Manila Casinos Shutter Again, Government Cites Public Violation of COVID-19 Protocols
Manila casinos are once again closed after the Philippines government ordered the four integrated resorts to shutter their operations due to COVID-19.
It was only two weeks ago that government officials in the Manila capital said City of Dreams, Okada, Solaire, and Resorts World would be able to operate at up to 50 percent of their indoor fire code capacity. The decree at the time included several restrictions such as social distancing and indoor face masks.
The public, however, was unable to adhere to the emergency health standards, so claim government bureaucrats. That has resulted in the Philippines again mandating that the four commercial casino properties temporarily suspend business.
COVID-19, like in many other areas of the world, is spreading rapidly in the Philippines due to the omicron variant.
The Philippines Inter-Agency Task Force for the Management of Emerging Infectious Diseases (IATF-EID) revised Manila’s alert level from Level 2 to Level 3 following the ringing in of 2022.
Level 3 is levied on areas where new coronavirus case counts are high and/or increasing, and related hospitalizations and intensive care admissions are escalating. Level 3 prohibits an array of activities, including in-person education, sports, concerts, and indoor residential gatherings involving people not living in the same household.
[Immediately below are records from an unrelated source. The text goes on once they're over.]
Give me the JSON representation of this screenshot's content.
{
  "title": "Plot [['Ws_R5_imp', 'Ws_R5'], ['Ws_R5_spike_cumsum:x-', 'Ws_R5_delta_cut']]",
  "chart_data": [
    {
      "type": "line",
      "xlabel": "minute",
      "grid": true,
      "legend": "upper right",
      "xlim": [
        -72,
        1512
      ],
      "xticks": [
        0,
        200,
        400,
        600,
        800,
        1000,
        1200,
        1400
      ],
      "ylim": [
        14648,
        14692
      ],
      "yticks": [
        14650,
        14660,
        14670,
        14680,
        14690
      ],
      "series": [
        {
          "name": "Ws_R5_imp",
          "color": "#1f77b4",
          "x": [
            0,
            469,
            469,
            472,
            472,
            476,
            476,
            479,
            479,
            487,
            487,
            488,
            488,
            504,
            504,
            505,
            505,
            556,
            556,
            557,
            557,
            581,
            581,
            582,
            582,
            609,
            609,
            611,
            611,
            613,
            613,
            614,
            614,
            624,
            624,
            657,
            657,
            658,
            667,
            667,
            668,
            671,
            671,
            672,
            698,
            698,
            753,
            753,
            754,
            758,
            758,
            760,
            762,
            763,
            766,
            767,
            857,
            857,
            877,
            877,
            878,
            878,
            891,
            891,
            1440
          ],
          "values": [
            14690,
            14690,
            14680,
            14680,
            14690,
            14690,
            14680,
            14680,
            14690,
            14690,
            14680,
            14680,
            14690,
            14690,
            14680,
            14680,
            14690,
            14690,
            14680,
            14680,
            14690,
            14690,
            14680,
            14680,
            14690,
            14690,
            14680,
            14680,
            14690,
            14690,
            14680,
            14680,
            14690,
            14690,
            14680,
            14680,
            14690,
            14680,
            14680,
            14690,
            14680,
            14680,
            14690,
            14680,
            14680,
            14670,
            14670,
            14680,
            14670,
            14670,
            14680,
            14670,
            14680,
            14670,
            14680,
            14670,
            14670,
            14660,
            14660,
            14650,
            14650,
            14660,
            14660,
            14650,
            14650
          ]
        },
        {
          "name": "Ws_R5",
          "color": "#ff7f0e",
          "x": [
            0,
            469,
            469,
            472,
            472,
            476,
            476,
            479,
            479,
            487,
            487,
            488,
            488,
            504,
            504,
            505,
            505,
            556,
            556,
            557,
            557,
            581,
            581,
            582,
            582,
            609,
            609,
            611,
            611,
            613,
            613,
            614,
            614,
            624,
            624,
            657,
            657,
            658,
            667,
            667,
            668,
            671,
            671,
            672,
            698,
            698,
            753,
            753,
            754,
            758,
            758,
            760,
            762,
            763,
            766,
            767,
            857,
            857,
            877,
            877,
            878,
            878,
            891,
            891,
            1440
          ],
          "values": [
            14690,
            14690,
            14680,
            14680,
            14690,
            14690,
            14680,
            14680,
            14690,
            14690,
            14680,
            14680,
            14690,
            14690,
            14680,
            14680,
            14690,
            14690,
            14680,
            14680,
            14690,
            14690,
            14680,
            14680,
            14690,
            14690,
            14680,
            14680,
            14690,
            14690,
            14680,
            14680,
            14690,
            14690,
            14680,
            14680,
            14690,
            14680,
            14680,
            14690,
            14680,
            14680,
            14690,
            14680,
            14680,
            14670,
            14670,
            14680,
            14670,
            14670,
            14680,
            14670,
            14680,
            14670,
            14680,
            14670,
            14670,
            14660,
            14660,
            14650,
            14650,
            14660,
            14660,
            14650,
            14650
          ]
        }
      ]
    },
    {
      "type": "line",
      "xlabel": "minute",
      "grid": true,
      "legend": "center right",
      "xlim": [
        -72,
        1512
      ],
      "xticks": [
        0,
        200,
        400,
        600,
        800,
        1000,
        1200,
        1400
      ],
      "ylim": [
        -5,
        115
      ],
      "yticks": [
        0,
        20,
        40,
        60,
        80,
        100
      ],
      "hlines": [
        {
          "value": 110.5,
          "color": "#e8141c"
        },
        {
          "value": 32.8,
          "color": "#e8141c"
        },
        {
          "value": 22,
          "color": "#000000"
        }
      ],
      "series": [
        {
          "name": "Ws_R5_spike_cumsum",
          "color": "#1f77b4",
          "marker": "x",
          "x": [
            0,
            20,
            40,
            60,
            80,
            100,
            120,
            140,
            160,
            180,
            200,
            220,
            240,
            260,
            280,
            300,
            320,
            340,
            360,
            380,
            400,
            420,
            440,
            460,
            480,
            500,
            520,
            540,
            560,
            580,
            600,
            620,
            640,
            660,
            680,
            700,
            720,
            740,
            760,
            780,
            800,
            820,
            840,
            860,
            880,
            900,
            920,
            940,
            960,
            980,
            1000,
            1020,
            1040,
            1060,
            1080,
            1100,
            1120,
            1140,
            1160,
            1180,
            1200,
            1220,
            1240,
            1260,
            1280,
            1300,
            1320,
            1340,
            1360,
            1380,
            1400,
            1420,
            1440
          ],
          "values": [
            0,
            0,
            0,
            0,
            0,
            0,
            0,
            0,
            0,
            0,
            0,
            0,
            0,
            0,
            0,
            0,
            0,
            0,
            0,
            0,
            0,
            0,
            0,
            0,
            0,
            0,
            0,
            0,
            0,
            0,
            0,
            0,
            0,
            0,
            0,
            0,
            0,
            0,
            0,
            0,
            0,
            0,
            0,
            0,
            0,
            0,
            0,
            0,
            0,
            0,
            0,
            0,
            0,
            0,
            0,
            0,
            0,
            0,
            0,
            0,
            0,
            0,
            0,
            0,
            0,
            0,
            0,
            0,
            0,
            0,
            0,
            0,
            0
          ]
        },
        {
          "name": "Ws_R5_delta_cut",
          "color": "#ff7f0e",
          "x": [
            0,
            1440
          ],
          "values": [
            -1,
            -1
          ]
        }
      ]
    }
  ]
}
Casinos, horse racing, cockfighting, and lottery and betting shops are also temporarily banned, the IATF-EID explains. The order is being linked to the holidays and the vast movement and activity of the general public.
We saw an exponential rise during the past days because of the holiday activities where there were increased movement and compliance with minimum public health standards may have been disregarded,” stated Cabinet Secretary and Philippines President Rodrigo Duterte spokesperson Karlo Nograles.
COVID-19 cases climbed to nearly 3,000 new identifications yesterday alone. Case counts have more than doubled from just a couple of weeks ago when the Philippines believed it had finally contained a severe spike experienced during the June through October rainy season.
Violators Face Penalties
The Filipino government is taking action against those who are found to be disregarding state orders. A Filipino woman who had recently visited the United States and then didn’t quarantine upon her return has been charged with violating a public health emergency decree.
Philippines Interior Secretary Eduardo Ano told reporters yesterday that the charge should serve as a wakeup call to Filipinos who are not adhering to the government’s orders.
“Violators shall be criminally charged immediately,” Ano warned.
The Philippines has confirmed 2.84 million COVID-19 cases since the onset of the global health crisis. The coronavirus has been cited for more than 51,500 Filipino deaths, the second most in Southeast Asia behind only Indonesia.
State officials expect cases to continue climbing in the immediate future due to omicron. “In the coming days, we might see an increase in active cases,” Nograles concluded.